Ancora posti di lavoro a rischio a Vicenza, ed ancora una volta nel comparto del commercio e della grande distribuzione. Sono i lavoratori della catena Auchan adesso a preoccuparsi per il loro futuro, questo a livello nazionale, ma anche nel nostro territorio dove sono previsti 38 esuberi su 187 lavoratori effettivi. Lo rende noto Luca Cislaghi, di Filcams Cgil, che segue per il sindacato dei lavoratori del commercio la grande distribuzione in provincia di Vicenza. Pesante la situazione anche a livello nazionale, con la previsione di mobilità per 1426 dipendenti su 12mila, mentre per quanto riguarda il Veneto gli esuberi sarebbe 139. “Prima la disdetta del contratto integrativo aziendale e poi gli esuberi – ha sottolineato Cislaghi -. E’ inevitabile uno sciopero unitario!”

“L’azienda – ha spiegato il sindacalista – ha messo in atto una vera e propria ristrutturazione selvaggia a discapito del personale. Con Fisascat Cisl e Uiltucs abbiamo continuato a chiedere un tavolo di trattativa per trovare una soluzione condivisa al problema. Trattativa che viene gestita da un coordinamento sindacale a livello nazionale. Come sindacati del commercio di Cgil, Cisl e Uil, chiediamo che al presidio previsto durante lo sciopero del 9 maggio, davanti all’ipermercato Auchan di Vicenza, in Via delle Cattane, assieme ai lavoratori sia presente anche la politica locale e regionale”.

“Riteniamo sia importante – ha poi concluso Cislaghi – che gli amministratori locali vengano a conoscenza di persona del disagio e della rabbia dei lavoratori. Il tavolo di trattativa con l’azienda deve essere necessariamente riaperto.
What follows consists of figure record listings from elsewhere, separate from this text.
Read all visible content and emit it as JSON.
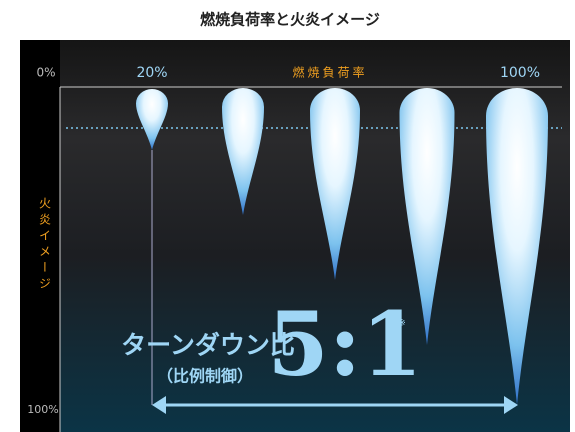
{
  "title": "燃焼負荷率と火炎イメージ",
  "x_axis": {
    "label": "燃焼負荷率",
    "start": "0%",
    "min_load": "20%",
    "max_load": "100%"
  },
  "y_axis": {
    "label": "火炎イメージ",
    "bottom": "100%"
  },
  "turndown": {
    "label": "ターンダウン比",
    "sub": "（比例制御）",
    "ratio": "5:1",
    "note_mark": "※"
  }
}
Rigettiamo la proposta unilaterale di Auchan di sospendere la 14esima mensilità e di demansionare di un livello tutti i dipendenti. Esigiamo un tavolo serio di discussione e condivisione per trovare soluzioni che prevedano eventualmente ammortizzatori sociali in grado di evitare situazioni drammatiche di povertà personali e familiari”.

A sostegno delle richieste dei sindacati, sono comunque subito intervenuti i parlamentari del Partito Democratico Daniela Sbrollini e Federico Ginato. “Vogliamo esprimere la massima preoccupazione – hanno messo in evidenza i due deputati vicentini – rispetto alle ultime decisioni annunciate dall’azienda e ci uniamo alla richiesta fatta dai sindacati di riaprire il tavolo della trattativa. Bisogna arrivare a soluzioni quanto più possibile concordate e in grado di tenere nella giusta considerazione le richieste dei lavoratori, soprattutto per quanto riguarda il futuro di chi, in questo periodo già difficile, rischia di perdere il posto. Da parte nostra ci sono quindi la vicinanza ai dipendenti e la piena disponibilità a fare la nostra parte per farci carico della voce anche dei lavoratori veneti e vicentini, sollecitando l’interessamento anche del Governo”.